- O cineasta Josias Teófilo afirmou que Dark Horse, filme sobre Olavo de Carvalho, tinha potencial de causar estragos por ser impróprio ao mercado e às vésperas da eleição.
- A produção seria orçada em cerca de R$ 134 milhões, valor considerado improvável no cinema brasileiro, com comparação ao filme Bruna Surfistinha que arrecadou R$ 4,2 milhões.
- Teófilo aponta irregularidades, como o papel de Flávio Bolsonaro na captação de recursos e a menção a pagamentos em áudio a um investidor, o que foge da prática comum de produção.
- Há controvérsia sobre financiadores estrangeiros e alegações de informação enganosa sobre investidores, incluindo um print no IMDB atribuindo financiamento aos Estados Unidos e ao presidente Donald Trump.
- Segundo relatos, parte do dinheiro pode ter passado por um fundo no Texas administrado por Paulo Calixto, advogado de Eduardo Bolsonaro, com repasses à produtora; documentos comprovantes ainda não foram apresentados.
Duas pistas sobre o filme Dark Horse colocam em xeque a viabilidade e a forma de captação de recursos. O cineasta Josias Teófilo, conhecido por O Jardim das Aflições, já alertava há dias que o projeto poderia enfrentar problemas de mercado e legalidade.
Teófilo afirmou, por telefone, que investir 134 milhões de reais em um filme brasileiro é impraticável, citando exemplos de produções nacionais com orçamentos bem inferiores.

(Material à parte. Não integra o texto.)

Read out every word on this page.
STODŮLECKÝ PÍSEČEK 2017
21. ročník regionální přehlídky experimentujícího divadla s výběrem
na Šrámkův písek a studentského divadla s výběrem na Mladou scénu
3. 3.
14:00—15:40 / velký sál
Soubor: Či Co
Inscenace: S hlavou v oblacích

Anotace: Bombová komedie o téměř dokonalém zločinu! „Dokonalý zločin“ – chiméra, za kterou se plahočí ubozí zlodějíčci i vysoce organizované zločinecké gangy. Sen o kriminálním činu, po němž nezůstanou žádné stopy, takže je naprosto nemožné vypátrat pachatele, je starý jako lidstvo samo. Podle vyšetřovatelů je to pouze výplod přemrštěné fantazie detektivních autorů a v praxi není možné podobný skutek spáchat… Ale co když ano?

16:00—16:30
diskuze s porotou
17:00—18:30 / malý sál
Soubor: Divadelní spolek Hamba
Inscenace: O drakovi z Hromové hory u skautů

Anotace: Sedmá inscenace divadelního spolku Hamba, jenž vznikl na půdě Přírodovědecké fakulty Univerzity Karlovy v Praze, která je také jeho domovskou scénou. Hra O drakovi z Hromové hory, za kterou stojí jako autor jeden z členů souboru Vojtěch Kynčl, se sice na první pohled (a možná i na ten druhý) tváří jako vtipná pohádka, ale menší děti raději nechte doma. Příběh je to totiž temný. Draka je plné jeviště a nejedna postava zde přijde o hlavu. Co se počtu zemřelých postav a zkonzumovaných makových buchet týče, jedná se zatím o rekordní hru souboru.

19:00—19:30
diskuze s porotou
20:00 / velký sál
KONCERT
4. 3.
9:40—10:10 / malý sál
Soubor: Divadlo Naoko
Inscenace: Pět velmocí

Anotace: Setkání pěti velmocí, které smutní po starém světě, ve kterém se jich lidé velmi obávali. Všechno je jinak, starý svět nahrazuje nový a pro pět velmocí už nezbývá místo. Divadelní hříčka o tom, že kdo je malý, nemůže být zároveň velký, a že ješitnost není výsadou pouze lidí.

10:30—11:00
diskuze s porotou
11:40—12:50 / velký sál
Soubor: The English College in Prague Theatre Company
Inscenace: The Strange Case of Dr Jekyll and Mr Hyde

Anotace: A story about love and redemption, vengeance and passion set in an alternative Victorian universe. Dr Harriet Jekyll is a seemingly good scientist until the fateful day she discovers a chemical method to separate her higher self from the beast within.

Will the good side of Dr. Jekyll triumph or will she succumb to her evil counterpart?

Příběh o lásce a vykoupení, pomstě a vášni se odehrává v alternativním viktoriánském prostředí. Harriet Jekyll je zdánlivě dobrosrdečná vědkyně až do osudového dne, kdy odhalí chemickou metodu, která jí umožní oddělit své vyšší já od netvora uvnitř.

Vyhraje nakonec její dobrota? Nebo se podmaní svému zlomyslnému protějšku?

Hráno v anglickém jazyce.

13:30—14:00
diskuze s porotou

A cinebiografia sobre Olavo de Carvalho envolve atores, produtores e investidores internacionais, segundo apurações.
O filme ainda não tem produção executiva definida de Flávio Bolsonaro, senador, e as declarações de captação teriam feito referência direta a pagamentos a investidores, o que geraria discrepância com a função formal de cada um na obra, conforme a leitura de Teófilo.
Nos bastidores, crescem dúvidas sobre declarações de investimento externo e sobre a participação de Mário Frias, ex-secretário de Cultura, que, segundo Teófilo, sustentava a existência de um investidor norte-americano, fato que não é confirmado.
Outra linha envolve supostos repasses de recursos para um fundo no Texas, administrado por Paulo Calixto, advogado de Eduardo Bolsonaro, para posterior repasse à produtora. Documentos que comprovem esses repasses não foram apresentados.
Audios e movimentações de bastidores passaram a circular em grupos de WhatsApp de cultura e cinema, com referências a financiações atribuídas ao presidente estadunidense e a outros nomes. A veracidade dessas informações não foi comprovada pela reportagem.
Em Cannes, Teófilo classificou o que vê como inconsistências no projeto e, ao comentar sobre a captação, sugeriu que procedimentos comuns incluem contas em nome da produtora para recebimento de valores. A equipe nega confirmações oficiais sobre o financiamento externo.
O Intercept revelou áudio onde Frias afirma que o filme pode mexer com o sentimento público, o que gerou repercussão entre interessados no projeto. A assessoria de Frias não respondeu a pedidos de comentário encaminhados pela imprensa.
Na quinta-feira, a reportagem esteve em Dallas, no escritório de Paulo Calixto. A agenda foi encerrada com a informação de que o advogado não havia comparecido e não havia confirmação sobre próximos posicionamentos.
A novela em torno de Dark Horse envolve a disputa de narrativa sobre financiamento, relações entre o círculo bolsonarista e investidores, além de possíveis fluxos de recursos entre Brasil e EUA, ainda sem explicações públicas completas.